The patch titled
Subject: bfs: additional sanity checking in bfs_fill_super()
has been removed from the -mm tree. Its filename was
bfs-additional-sanity-checking-in-bfs_fill_super.patch
This patch was dropped because an updated version will be merged
------------------------------------------------------
From: Tigran Aivazian <aivazian.tigran@xxxxxxxxx>
Subject: bfs: additional sanity checking in bfs_fill_super()
Strengthen bfs_fill_super() against artificially (or, highly unlikely,
naturally) corrupted BFS filesystem by checking the values of
bfs_sb->s_start and s_fs_info->si_lasti to be in their valid ranges.

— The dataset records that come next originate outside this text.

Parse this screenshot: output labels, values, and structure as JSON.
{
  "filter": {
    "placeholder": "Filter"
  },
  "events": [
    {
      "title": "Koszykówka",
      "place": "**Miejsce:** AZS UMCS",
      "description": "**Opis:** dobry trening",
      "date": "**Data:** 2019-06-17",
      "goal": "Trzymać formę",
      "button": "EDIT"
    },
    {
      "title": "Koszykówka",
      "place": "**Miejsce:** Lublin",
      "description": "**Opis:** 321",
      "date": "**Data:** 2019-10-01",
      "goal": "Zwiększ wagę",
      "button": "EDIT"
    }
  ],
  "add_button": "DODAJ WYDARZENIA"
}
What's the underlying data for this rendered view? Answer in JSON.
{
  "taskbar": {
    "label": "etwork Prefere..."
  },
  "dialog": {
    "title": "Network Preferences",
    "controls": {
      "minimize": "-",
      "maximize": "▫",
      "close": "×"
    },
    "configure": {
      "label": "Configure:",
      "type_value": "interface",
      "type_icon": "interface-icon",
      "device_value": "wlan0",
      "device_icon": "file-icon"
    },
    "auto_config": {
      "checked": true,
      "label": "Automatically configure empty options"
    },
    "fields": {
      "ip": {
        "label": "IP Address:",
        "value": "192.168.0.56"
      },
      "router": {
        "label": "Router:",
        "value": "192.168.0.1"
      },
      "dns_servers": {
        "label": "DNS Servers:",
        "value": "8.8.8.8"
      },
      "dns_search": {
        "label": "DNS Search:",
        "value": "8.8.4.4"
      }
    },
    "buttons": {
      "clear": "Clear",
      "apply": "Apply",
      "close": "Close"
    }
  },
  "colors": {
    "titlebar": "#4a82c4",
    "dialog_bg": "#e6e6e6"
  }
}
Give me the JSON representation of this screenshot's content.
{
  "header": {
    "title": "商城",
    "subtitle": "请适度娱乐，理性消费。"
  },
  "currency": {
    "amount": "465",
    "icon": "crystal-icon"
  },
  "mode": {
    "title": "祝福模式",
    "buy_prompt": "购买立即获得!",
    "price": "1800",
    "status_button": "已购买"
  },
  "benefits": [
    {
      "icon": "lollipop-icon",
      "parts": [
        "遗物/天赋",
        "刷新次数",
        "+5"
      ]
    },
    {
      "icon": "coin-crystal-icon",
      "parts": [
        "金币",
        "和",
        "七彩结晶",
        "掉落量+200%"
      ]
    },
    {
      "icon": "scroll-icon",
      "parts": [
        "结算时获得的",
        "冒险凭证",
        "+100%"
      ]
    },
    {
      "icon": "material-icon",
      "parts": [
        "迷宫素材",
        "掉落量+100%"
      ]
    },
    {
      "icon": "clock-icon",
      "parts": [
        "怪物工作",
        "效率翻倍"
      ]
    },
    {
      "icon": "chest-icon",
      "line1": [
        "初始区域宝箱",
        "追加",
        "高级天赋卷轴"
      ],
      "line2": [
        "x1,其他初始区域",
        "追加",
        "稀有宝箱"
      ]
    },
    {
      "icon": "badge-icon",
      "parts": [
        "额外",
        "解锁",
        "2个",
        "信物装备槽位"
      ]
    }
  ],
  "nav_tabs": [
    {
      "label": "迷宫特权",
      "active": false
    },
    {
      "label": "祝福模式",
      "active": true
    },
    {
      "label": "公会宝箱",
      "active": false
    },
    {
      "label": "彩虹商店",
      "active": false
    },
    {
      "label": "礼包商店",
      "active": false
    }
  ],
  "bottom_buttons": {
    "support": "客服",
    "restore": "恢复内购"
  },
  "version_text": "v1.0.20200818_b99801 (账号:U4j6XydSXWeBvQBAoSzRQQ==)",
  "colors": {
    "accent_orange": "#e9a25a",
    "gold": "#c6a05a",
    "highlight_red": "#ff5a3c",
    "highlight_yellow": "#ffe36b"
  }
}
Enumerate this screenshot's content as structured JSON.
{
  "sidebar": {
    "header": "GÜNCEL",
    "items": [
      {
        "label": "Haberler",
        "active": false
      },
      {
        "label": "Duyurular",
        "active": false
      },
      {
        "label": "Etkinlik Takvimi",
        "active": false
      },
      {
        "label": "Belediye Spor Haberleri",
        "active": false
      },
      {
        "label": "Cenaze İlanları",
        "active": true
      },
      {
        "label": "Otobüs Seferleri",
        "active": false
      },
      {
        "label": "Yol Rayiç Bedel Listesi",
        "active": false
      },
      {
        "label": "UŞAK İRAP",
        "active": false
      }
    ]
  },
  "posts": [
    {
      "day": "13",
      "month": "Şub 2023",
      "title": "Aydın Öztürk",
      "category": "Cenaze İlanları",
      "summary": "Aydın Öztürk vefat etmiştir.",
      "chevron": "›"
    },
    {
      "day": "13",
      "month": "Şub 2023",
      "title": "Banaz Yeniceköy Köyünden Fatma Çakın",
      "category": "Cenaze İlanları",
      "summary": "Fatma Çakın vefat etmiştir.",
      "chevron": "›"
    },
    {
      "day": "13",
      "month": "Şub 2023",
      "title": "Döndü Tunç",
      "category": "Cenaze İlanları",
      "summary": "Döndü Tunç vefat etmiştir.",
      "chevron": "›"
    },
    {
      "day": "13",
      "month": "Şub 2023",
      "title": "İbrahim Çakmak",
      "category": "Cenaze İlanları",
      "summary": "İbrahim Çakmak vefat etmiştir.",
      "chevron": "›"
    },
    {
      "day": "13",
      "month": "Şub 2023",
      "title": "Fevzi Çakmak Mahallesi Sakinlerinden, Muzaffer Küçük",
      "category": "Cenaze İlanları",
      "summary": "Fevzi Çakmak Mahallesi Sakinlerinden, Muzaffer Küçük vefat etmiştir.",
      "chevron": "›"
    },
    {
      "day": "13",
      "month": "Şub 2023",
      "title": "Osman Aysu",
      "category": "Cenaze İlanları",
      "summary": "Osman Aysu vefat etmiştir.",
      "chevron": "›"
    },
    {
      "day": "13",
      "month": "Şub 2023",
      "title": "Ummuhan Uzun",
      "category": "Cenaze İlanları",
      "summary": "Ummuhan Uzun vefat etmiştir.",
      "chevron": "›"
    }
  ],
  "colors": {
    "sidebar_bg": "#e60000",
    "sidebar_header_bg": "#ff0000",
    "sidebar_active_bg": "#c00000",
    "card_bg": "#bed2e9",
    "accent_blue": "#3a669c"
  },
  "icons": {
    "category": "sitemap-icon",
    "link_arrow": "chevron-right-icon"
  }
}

Signed-off-by: Tigran Aivazian <aivazian.tigran@xxxxxxxxx>
Reported-by: Tetsuo Handa <penguin-kernel@xxxxxxxxxxxxxxxxxxx>
Signed-off-by: Andrew Morton <akpm@xxxxxxxxxxxxxxxxxxxx>
---
fs/bfs/inode.c | 9 +++++++--
1 file changed, 7 insertions(+), 2 deletions(-)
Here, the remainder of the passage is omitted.